Active Citizens is a social leadership training programme. We build trust and understanding by supporting people to take action on issues they care about.
Active Citizens is a non-profit programme that promotes acceptance, intercultural dialogue, personal transformation and community-led social development through the Active Citizens learning journey.
Through our Active Citizens social leadership training programme, we've encouraged hundreds of thousands of people to take action on the issues they care about most. This leads to them taking on some of the biggest social challenges of the 21st century.
Run by the British Council and partner organisations, it aims to increase the contribution of community leaders towards achieving sustainable development both locally and globally.
Over the last ten years, the programme has had a truly significant impact in Myanmar. Ten years of committed and motivated individuals. Ten years of amazing stories of courage and inspiration. Ten years of communities taking the lead on generating positive change.
The programme has worked with more than 40 local partners and trained 256 master facilitators, who have then cascaded their learning to over 10,000 active citizens and engaged with 70,000 community members.
Active Citizens in Myanmar have also been contributing globally by sharing their learning and making connections around the world. It also encourages peer-to-peer relations across cultural, geographic and political boundaries via a lively online social network of participants, as well as occasional international exchange visits as our strapline suggests “Globally Connected, Locally Engaged.”

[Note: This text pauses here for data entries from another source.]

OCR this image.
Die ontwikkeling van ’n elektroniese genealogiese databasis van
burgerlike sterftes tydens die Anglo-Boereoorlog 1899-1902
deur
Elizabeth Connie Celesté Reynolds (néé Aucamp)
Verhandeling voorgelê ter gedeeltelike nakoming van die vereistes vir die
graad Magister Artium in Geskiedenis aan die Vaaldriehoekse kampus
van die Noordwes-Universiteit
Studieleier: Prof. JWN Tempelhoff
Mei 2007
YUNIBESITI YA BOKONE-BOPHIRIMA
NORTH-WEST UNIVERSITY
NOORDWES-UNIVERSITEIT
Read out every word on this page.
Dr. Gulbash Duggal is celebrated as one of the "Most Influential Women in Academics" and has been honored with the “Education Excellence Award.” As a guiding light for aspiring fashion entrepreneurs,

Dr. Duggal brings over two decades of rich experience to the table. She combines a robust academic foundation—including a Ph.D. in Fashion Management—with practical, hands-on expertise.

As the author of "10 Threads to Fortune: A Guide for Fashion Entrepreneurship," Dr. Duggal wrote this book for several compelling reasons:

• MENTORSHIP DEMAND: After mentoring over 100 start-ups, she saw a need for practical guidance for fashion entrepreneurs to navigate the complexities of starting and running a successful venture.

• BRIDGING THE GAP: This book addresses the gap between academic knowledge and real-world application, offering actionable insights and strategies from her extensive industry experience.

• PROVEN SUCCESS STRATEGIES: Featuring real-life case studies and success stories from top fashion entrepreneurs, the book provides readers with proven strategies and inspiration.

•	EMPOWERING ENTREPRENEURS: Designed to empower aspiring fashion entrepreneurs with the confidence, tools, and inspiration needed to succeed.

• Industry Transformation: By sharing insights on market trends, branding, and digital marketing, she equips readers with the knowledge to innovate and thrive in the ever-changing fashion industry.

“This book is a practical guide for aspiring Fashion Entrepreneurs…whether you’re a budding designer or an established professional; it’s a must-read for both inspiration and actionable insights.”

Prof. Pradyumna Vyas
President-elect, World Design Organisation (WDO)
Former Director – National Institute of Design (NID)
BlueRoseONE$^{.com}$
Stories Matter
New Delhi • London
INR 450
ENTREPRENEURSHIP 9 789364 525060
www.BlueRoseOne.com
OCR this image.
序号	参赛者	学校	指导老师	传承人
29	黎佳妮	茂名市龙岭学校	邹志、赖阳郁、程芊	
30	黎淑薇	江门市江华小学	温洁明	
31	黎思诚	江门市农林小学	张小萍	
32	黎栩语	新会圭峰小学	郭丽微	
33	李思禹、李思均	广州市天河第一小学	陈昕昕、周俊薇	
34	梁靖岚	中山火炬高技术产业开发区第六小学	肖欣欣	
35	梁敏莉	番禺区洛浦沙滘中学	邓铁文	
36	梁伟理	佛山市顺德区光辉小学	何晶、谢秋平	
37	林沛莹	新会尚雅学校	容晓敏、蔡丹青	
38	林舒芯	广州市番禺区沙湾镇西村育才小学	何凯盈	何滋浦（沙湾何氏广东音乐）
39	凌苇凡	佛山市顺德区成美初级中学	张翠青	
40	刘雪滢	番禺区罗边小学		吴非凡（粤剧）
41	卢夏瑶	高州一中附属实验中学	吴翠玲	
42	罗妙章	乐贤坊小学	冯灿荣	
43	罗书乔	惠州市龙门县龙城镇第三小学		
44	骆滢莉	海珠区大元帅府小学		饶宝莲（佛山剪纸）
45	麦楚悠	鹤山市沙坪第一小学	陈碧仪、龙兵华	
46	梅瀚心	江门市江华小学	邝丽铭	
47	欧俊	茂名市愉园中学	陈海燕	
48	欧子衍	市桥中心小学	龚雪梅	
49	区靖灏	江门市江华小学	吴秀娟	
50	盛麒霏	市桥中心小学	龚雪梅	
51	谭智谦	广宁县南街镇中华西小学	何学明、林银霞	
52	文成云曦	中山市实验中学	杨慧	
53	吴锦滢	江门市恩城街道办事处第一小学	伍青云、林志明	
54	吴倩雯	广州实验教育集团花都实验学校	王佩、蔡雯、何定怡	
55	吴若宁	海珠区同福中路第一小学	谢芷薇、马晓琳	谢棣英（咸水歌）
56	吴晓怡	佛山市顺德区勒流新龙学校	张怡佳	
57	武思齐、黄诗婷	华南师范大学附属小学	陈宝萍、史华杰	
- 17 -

Active Citizens doesn’t just work with individual persons or organisations. It connects change makers driving positive change across social and political life, whether through social enterprise, civil society, private sectors or government, helping them to address economic, social or environmental issues. The programme has reached 14 regions and states ranging from Karen and Mon states, to the northern parts of Shan State as well as Rakhine State in Western Myanmar.